Immeubles effondrés à Marseille : une locataire rescapée du 65 rue d'Aubagne obtient 5000 euros d'indemnisation

Les secours dans les décombres des immeubles du 63-65 de la rue d'Aubagne le 5 novembre 2018. / © SPEICH Frédéric/MaxPPP
Les secours dans les décombres des immeubles du 63-65 de la rue d'Aubagne le 5 novembre 2018. / © SPEICH Frédéric/MaxPPP

Une copropriétaire de l'immeuble du 65 rue d'Aubagne a été condamné jeudi à verser 5.000 euros à sa locataire rescapée de l'effondrement du 5 novembre 2018.  L'étudiante réclamait 10 000 euros de provisions ainsi que le paiement des trois premiers mois de loyer de son nouvel appartement.

Par Annie Vergnenegre

A quelques jours de la date anniversaire du drame de la rue d'Aubagne, le tribunal d'instance de Marseille a condamné jeudi une copropriétaire du 65 rue d'Aubagne, l'un des immeubles insalubres qui se sont effondrés le 5 novembre 2018, faisant huit morts. 

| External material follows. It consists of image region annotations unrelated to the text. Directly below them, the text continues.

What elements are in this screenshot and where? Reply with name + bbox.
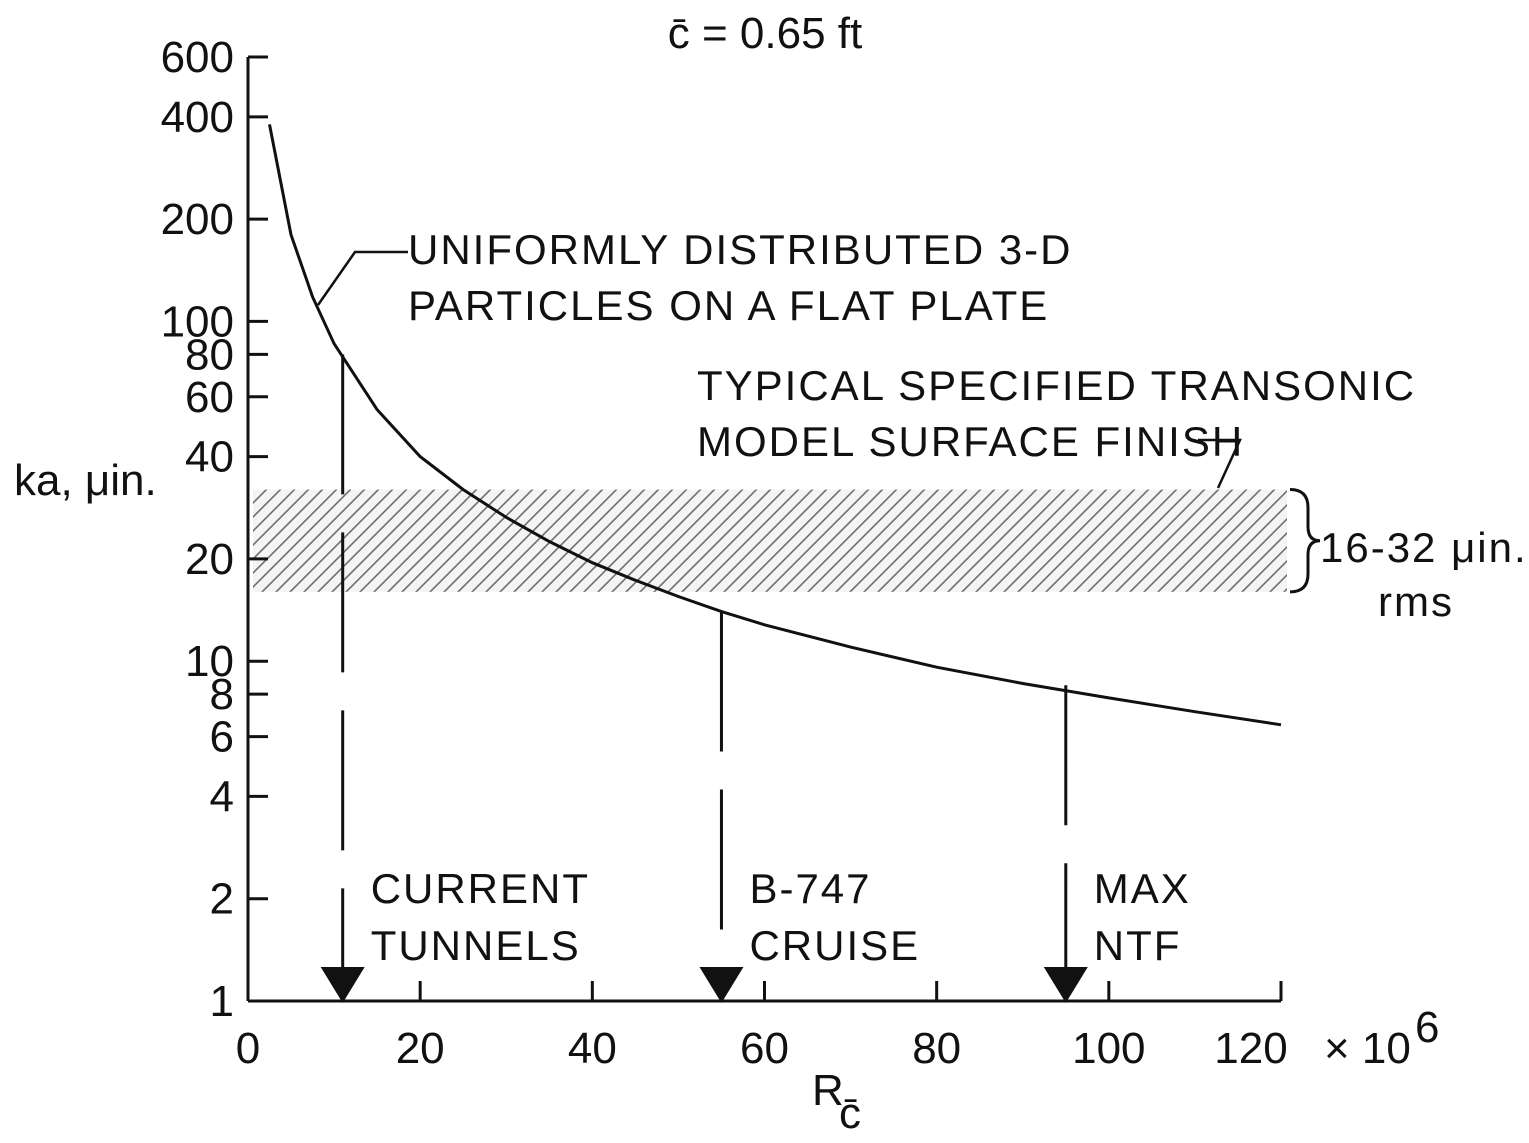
y-tick-label: 600: [161, 33, 234, 82]
y-tick-label: 80: [185, 330, 234, 379]
y-tick-label: 20: [185, 535, 234, 584]
y-tick-label: 200: [161, 195, 234, 244]
marker-label: B-747: [749, 865, 871, 912]
x-scale-label: × 10: [1324, 1024, 1411, 1073]
marker-label: TUNNELS: [371, 922, 581, 969]
y-tick-label: 400: [161, 93, 234, 142]
y-tick-label: 6: [210, 713, 234, 762]
markers: CURRENT TUNNELS B-747 CRUISE MAX NTF: [320, 354, 1191, 1003]
marker-label: MAX: [1094, 865, 1191, 912]
y-tick-label: 40: [185, 433, 234, 482]
surface-finish-band: [253, 489, 1287, 592]
x-tick-label: 20: [396, 1024, 445, 1073]
curve-label-leader: [316, 250, 408, 306]
marker-label: CURRENT: [371, 865, 590, 912]
y-tick-label: 8: [210, 670, 234, 719]
marker-label: CRUISE: [749, 922, 920, 969]
x-axis-label: R: [812, 1066, 844, 1115]
band-range-label: 16-32 μin.: [1320, 524, 1528, 571]
x-tick-label: 80: [912, 1024, 961, 1073]
curve-label-line-1: UNIFORMLY DISTRIBUTED 3-D: [408, 226, 1073, 273]
marker-arrow-icon: [699, 967, 744, 1003]
y-tick-label: 60: [185, 373, 234, 422]
x-tick-label: 120: [1214, 1024, 1287, 1073]
marker-arrow-icon: [1043, 967, 1088, 1003]
curve-label-line-2: PARTICLES ON A FLAT PLATE: [408, 282, 1049, 329]
chart-title: c̄ = 0.65 ft: [668, 9, 862, 58]
y-tick-label: 2: [210, 875, 234, 924]
y-tick-label: 10: [185, 637, 234, 686]
y-axis-label: ka, μin.: [14, 456, 157, 505]
marker-label: NTF: [1094, 922, 1182, 969]
x-tick-label: 60: [740, 1024, 789, 1073]
x-axis-label-subscript: c̄: [839, 1089, 861, 1138]
x-ticks: 0 20 40 60 80 100 120: [236, 981, 1288, 1073]
marker-arrow-icon: [320, 967, 365, 1003]
band-label-line-2: MODEL SURFACE FINISH: [697, 418, 1244, 465]
x-tick-label: 40: [568, 1024, 617, 1073]
band-label-line-1: TYPICAL SPECIFIED TRANSONIC: [697, 362, 1416, 409]
y-tick-label: 1: [210, 977, 234, 1026]
x-scale-exponent: 6: [1415, 1003, 1439, 1052]
band-label-leader: [1198, 438, 1242, 489]
band-unit-label: rms: [1378, 578, 1454, 625]
y-tick-label: 4: [210, 772, 234, 821]
x-tick-label: 100: [1072, 1024, 1145, 1073]
y-tick-label: 100: [161, 297, 234, 346]
x-tick-label: 0: [236, 1024, 260, 1073]
band-bracket: [1289, 488, 1321, 594]
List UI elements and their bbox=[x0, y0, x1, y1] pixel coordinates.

Rescapée, elle a tout perdu

La plaignante, une étudiante en histoire de l'art, occupait un studio au 4e étage. Partie 3 jours avant le drame pour se réfugier chez une amie, la jeune femme demande réparation pour ce qu'elle a perdu.

Son avocate, Me Chantal Bourglan, réclamait une provision de 10.000 euros sur sa future indemnisation arguant qu''il lui faudra attendre la fin du procès pénal pour être indemnisée, au mieux dans cinq à six ans, alors qu'elle a tout perdu".

On lui dit qu'il faut attendre mais elle n'est responsable de rien, elle est victime.

Un danger signalé à la mairie

Le tribunal d'instance a retenu l'existence de "multiples désordres liés à la structure de l'immeuble" et son état de vétusté. L'expertise judiciaire versée au dossier indique que deux signalements avaient été transmis à la ville de Marseille par des experts judiciaires alertant sur le danger que présentait le 65 rue d'Aubagne
et sur une nécessaire intervention.

En revanche, le tribunal a rejeté la demande de la locataire qui réclamait également le remboursement des trois premiers loyers de son nouveau logement, au motif que l'arrêté de péril grave et imminent pris par la ville de Marseille le 19 octobre n'ordonnait pas l'évacuation de l'immeuble et l'interdiction d'habiter.

De la même manière, la juge a débouté les demandes de la locataire faites au syndicat des copropriétaires et au syndic de l'immeuble, ceux-ci contestant, en l'absence de certitude sur l'origine du sinistre, avoir commis une faute ayant contribué à l'effondrement.